The first conventional ball grid array semiconductor package has a metal heat spreader 33. The metal heat spreader 33 has a flat upper surface and a depressed portion. A mounting member 32 is provided on the depressed portion so that a semiconductor chip 31 is mounted on the mounting member 32 on the depressed portion. A power plane 34 is provided via an adhesive 37 on the flat upper surface of the metal heat spreader 33. A polyimide pattern 36 as an organic insulator is lamninated via the adhesive 37 on the power plane 34. A copper foil wiring pattern 35 is provided by a tape automated bonding to electrically connect electrodes of the semiconductor chip 3 into the metal heat spreader 33 and the power plane 34.
The above first conventional ball grid array semiconductor package utilizing the tape automated bonding technique has the following disadvantages. It is required to form tape automated bonding tapes for every product types of the ball grid array semiconductor packages separately. Further, it is required to carrying out an additional process for adhering the tape automated bonding tape onto the metal plate or adhering a metal plate onto the tape automated bonding semiconductor chip. Those requirements result in an increase in manufacturing costs.

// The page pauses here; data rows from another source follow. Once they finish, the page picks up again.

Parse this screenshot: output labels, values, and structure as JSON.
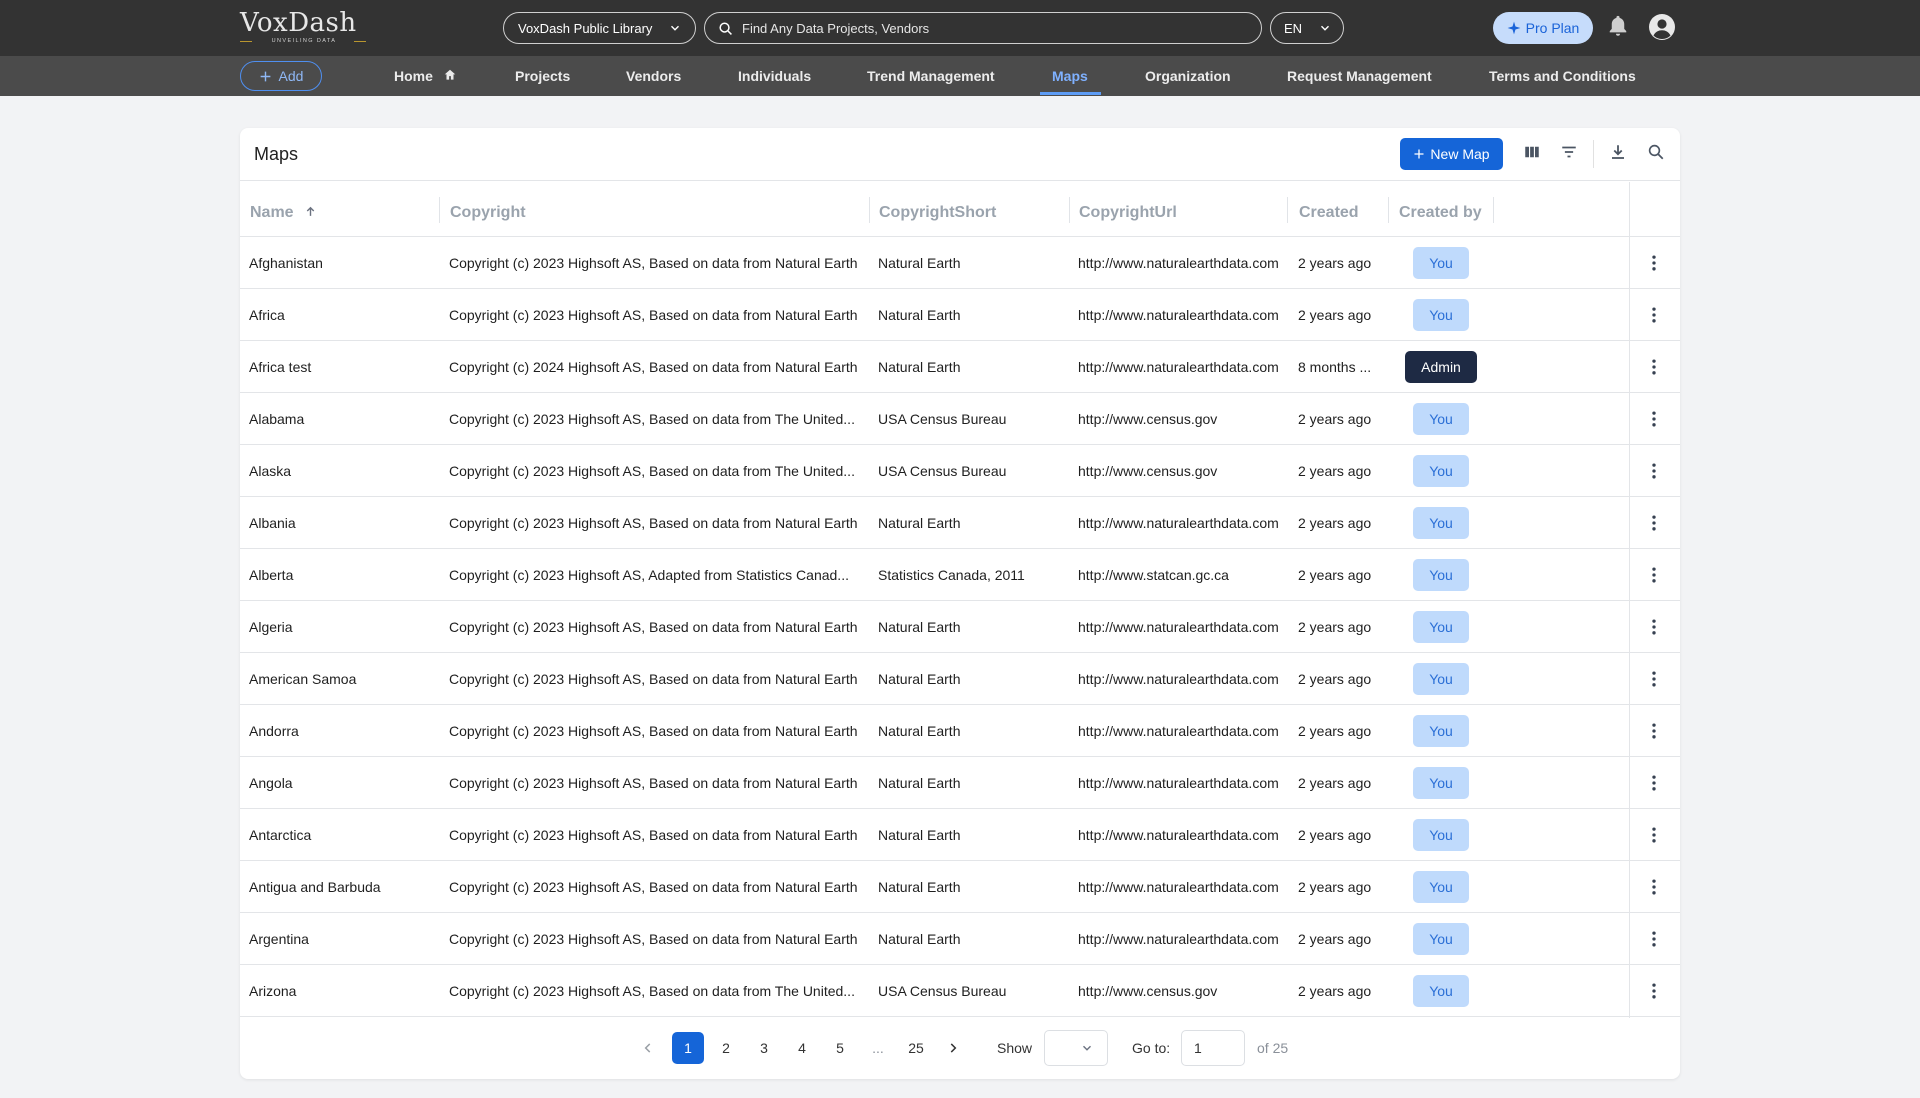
{
  "header": {
    "logo_text": "VoxDash",
    "logo_tagline": "UNVEILING DATA",
    "library_select": "VoxDash Public Library",
    "search_placeholder": "Find Any Data Projects, Vendors",
    "language": "EN",
    "pro_plan_label": "Pro Plan"
  },
  "nav": {
    "add_label": "Add",
    "items": [
      {
        "label": "Home"
      },
      {
        "label": "Projects"
      },
      {
        "label": "Vendors"
      },
      {
        "label": "Individuals"
      },
      {
        "label": "Trend Management"
      },
      {
        "label": "Maps"
      },
      {
        "label": "Organization"
      },
      {
        "label": "Request Management"
      },
      {
        "label": "Terms and Conditions"
      }
    ],
    "active": "Maps"
  },
  "page": {
    "title": "Maps",
    "new_map_label": "New Map"
  },
  "table": {
    "columns": [
      "Name",
      "Copyright",
      "CopyrightShort",
      "CopyrightUrl",
      "Created",
      "Created by"
    ],
    "sort_column": "Name",
    "sort_direction": "ascending",
    "rows": [
      {
        "name": "Afghanistan",
        "copyright": "Copyright (c) 2023 Highsoft AS, Based on data from Natural Earth",
        "short": "Natural Earth",
        "url": "http://www.naturalearthdata.com",
        "created": "2 years ago",
        "created_by": "You"
      },
      {
        "name": "Africa",
        "copyright": "Copyright (c) 2023 Highsoft AS, Based on data from Natural Earth",
        "short": "Natural Earth",
        "url": "http://www.naturalearthdata.com",
        "created": "2 years ago",
        "created_by": "You"
      },
      {
        "name": "Africa test",
        "copyright": "Copyright (c) 2024 Highsoft AS, Based on data from Natural Earth",
        "short": "Natural Earth",
        "url": "http://www.naturalearthdata.com",
        "created": "8 months ...",
        "created_by": "Admin"
      },
      {
        "name": "Alabama",
        "copyright": "Copyright (c) 2023 Highsoft AS, Based on data from The United...",
        "short": "USA Census Bureau",
        "url": "http://www.census.gov",
        "created": "2 years ago",
        "created_by": "You"
      },
      {
        "name": "Alaska",
        "copyright": "Copyright (c) 2023 Highsoft AS, Based on data from The United...",
        "short": "USA Census Bureau",
        "url": "http://www.census.gov",
        "created": "2 years ago",
        "created_by": "You"
      },
      {
        "name": "Albania",
        "copyright": "Copyright (c) 2023 Highsoft AS, Based on data from Natural Earth",
        "short": "Natural Earth",
        "url": "http://www.naturalearthdata.com",
        "created": "2 years ago",
        "created_by": "You"
      },
      {
        "name": "Alberta",
        "copyright": "Copyright (c) 2023 Highsoft AS, Adapted from Statistics Canad...",
        "short": "Statistics Canada, 2011",
        "url": "http://www.statcan.gc.ca",
        "created": "2 years ago",
        "created_by": "You"
      },
      {
        "name": "Algeria",
        "copyright": "Copyright (c) 2023 Highsoft AS, Based on data from Natural Earth",
        "short": "Natural Earth",
        "url": "http://www.naturalearthdata.com",
        "created": "2 years ago",
        "created_by": "You"
      },
      {
        "name": "American Samoa",
        "copyright": "Copyright (c) 2023 Highsoft AS, Based on data from Natural Earth",
        "short": "Natural Earth",
        "url": "http://www.naturalearthdata.com",
        "created": "2 years ago",
        "created_by": "You"
      },
      {
        "name": "Andorra",
        "copyright": "Copyright (c) 2023 Highsoft AS, Based on data from Natural Earth",
        "short": "Natural Earth",
        "url": "http://www.naturalearthdata.com",
        "created": "2 years ago",
        "created_by": "You"
      },
      {
        "name": "Angola",
        "copyright": "Copyright (c) 2023 Highsoft AS, Based on data from Natural Earth",
        "short": "Natural Earth",
        "url": "http://www.naturalearthdata.com",
        "created": "2 years ago",
        "created_by": "You"
      },
      {
        "name": "Antarctica",
        "copyright": "Copyright (c) 2023 Highsoft AS, Based on data from Natural Earth",
        "short": "Natural Earth",
        "url": "http://www.naturalearthdata.com",
        "created": "2 years ago",
        "created_by": "You"
      },
      {
        "name": "Antigua and Barbuda",
        "copyright": "Copyright (c) 2023 Highsoft AS, Based on data from Natural Earth",
        "short": "Natural Earth",
        "url": "http://www.naturalearthdata.com",
        "created": "2 years ago",
        "created_by": "You"
      },
      {
        "name": "Argentina",
        "copyright": "Copyright (c) 2023 Highsoft AS, Based on data from Natural Earth",
        "short": "Natural Earth",
        "url": "http://www.naturalearthdata.com",
        "created": "2 years ago",
        "created_by": "You"
      },
      {
        "name": "Arizona",
        "copyright": "Copyright (c) 2023 Highsoft AS, Based on data from The United...",
        "short": "USA Census Bureau",
        "url": "http://www.census.gov",
        "created": "2 years ago",
        "created_by": "You"
      }
    ]
  },
  "pagination": {
    "pages": [
      "1",
      "2",
      "3",
      "4",
      "5",
      "...",
      "25"
    ],
    "current_page": "1",
    "show_label": "Show",
    "show_value": "",
    "goto_label": "Go to:",
    "goto_value": "1",
    "of_label": "of 25"
  },
  "icons": {
    "search": "search-icon",
    "chevron": "chevron-down-icon",
    "sparkle": "sparkle-icon",
    "bell": "bell-icon",
    "avatar": "user-avatar-icon",
    "plus": "plus-icon",
    "home": "home-icon",
    "columns": "columns-icon",
    "filter": "filter-icon",
    "download": "download-icon",
    "more": "more-vertical-icon",
    "sort": "arrow-up-icon",
    "prev": "chevron-left-icon",
    "next": "chevron-right-icon"
  },
  "colors": {
    "topbar": "#333333",
    "navbar": "#4b4b4b",
    "accent": "#1565d8",
    "active_nav": "#7fb1ff",
    "badge_you_bg": "#bfdafc",
    "badge_admin_bg": "#1e2a44"
  }
}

FIG. 2 is a fragmentary cross sectional elevation view illustrative of a second conventional semiconductor package. This second conventional semiconductor package is disclosed in U.S. Pat. No. 5,153,385. The second conventional semiconductor package has a metal heat spreader 38 having a single flat upper surface. A first organic substrate 39 entirely coated with a ground potential plane 40 is adhered on the single flat upper surface of the metal heat spreader 38 except for a predetermined chip area on which a semiconductor chip 42 is provided. A second organic substrate 43 having signal wiring patterns 41 is also adhered on an upper surface of the ground potential plane 40 coating the first organic substrate 39. Ground electrodes of the semiconductor chip 42 are wire-bonded to the ground potential plane 40. Signal electrodes 45 of the semiconductor chip 42 are wire-bonded to the signal wiring patterns 41 on the second organic substrate 43. The signal wiring patterns 41 is electrically isolated by the second organic substrate 43 from the ground potential plane 40, so that the signal wiring patterns 41 have a predetermined impedance.

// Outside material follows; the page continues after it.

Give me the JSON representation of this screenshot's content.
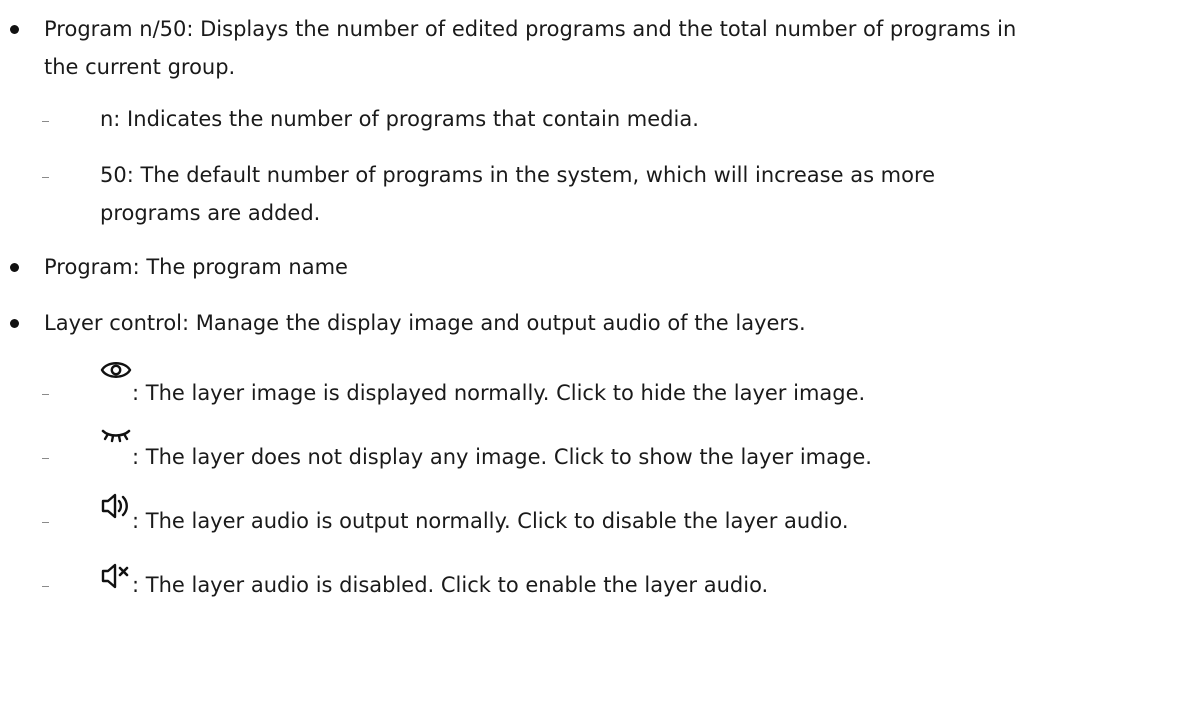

The above second conventional semiconductor package has the following disadvantages. Two organic substrates 39 and 43 are laminated over the metal heat spreader 38. This makes the semiconductor package expensive. Since the heat spreader 38 is connected through the ground potential plane 40 to the ground electrodes 44 of the semiconductor chip 42, thus it is difficult that the potential of the heat spreader 38 is grounded and also the potential of the semiconductor chip 42 is grounded. Since further the above second conventional semiconductor package has been formed by bombing the substrates, thus this structure may permit entry of moisture into the bonding surface between the substrates, whereby a reliability of the semiconductor memory device is deteriorated.
In the above circumstances, it had been required to develop a novel semiconductor package free from the above disadvantages.